Wednesday, February 13, 2008

Hey Teddy, the Slaughter Continues

President Theodore Roosevelt lamented the demise of the American buffalo.

Teddy Roosevelt in hunting attire in 1885, two years after he went to Yellowstone to shoot buffalo.

"The extermination of the buffalo has been a veritable tragedy of the animal world."

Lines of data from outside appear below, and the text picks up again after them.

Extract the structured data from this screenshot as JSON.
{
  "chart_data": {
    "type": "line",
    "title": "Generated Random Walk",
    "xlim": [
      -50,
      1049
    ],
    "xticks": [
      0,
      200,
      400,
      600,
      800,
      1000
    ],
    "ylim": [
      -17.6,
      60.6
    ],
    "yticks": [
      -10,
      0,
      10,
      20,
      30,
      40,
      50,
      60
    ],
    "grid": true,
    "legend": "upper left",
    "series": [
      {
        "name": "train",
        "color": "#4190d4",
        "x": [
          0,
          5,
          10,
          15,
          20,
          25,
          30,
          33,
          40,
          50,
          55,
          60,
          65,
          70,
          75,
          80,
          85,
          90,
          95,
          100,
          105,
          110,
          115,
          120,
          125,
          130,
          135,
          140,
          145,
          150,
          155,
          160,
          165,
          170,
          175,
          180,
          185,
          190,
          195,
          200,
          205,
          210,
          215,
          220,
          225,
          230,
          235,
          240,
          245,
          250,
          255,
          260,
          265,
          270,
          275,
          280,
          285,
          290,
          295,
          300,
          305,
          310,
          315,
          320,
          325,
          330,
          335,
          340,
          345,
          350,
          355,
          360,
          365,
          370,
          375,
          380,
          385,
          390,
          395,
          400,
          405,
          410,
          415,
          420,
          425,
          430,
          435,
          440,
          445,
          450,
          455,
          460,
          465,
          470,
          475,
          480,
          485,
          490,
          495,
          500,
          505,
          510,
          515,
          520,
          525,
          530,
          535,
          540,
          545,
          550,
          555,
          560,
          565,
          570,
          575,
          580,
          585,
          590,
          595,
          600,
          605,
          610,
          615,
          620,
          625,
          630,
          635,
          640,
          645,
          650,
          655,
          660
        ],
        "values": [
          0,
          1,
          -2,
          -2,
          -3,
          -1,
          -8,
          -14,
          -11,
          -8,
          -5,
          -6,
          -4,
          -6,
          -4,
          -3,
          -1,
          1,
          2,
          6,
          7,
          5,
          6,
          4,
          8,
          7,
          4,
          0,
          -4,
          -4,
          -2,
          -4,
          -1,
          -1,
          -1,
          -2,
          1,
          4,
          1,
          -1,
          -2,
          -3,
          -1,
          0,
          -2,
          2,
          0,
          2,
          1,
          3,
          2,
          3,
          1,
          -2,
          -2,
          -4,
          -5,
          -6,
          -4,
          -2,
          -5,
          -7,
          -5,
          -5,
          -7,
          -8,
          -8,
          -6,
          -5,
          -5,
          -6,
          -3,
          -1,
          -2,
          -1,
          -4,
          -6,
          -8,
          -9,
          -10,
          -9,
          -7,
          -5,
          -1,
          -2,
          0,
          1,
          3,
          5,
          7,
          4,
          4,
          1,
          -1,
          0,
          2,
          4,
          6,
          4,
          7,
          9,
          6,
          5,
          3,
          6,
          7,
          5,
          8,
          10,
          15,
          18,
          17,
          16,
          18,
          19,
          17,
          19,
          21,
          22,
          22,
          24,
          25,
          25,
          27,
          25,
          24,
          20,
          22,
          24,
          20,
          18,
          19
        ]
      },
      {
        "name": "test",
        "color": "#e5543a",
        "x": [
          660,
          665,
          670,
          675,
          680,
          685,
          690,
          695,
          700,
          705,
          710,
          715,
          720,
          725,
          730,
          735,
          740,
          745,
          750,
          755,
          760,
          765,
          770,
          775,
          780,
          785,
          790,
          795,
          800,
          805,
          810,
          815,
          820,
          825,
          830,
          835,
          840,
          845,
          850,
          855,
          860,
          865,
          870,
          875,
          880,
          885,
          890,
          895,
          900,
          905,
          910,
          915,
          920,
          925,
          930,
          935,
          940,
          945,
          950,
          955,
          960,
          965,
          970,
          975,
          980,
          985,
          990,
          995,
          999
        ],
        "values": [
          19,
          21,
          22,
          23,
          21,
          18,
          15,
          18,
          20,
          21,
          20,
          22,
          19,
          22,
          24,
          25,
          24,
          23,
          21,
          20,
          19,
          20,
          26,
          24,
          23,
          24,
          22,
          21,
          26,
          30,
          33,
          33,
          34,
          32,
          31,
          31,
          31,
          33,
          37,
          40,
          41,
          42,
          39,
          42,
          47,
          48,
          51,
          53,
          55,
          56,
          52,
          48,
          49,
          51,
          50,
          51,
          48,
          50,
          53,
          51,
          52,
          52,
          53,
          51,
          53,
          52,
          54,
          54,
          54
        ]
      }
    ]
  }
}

So said Theodore Roosevelt years after he traveled to Yellowstone National Park as a 24-year-old hunter in 1883 to bag a buffalo. It took him more than a week to find and shoot a buffalo, so tiny was the herd already decimated by hunters. This incident and others was said to help mold Roosevelt's conservation efforts later. "Its toughness and hardy endurance," Roosevelt said of the buffalo, "fitted it to contend with purely natural forces . . . to resist cold and wintry blasts or the heat of the thirsty summer, to wander away to new pastures, to plunge over the broken ground, and to plow its way through snow drifts or quagmires." Yes, the magnificent bison could take what nature dealt it, but not the bullets of relentless hunters. And THESE latest news releases from the Buffalo Field Campaign about the needless slaughter of today's Yellowstone buffalo is a sad commentary on the mismanagement of America's herd. Just more tragedy.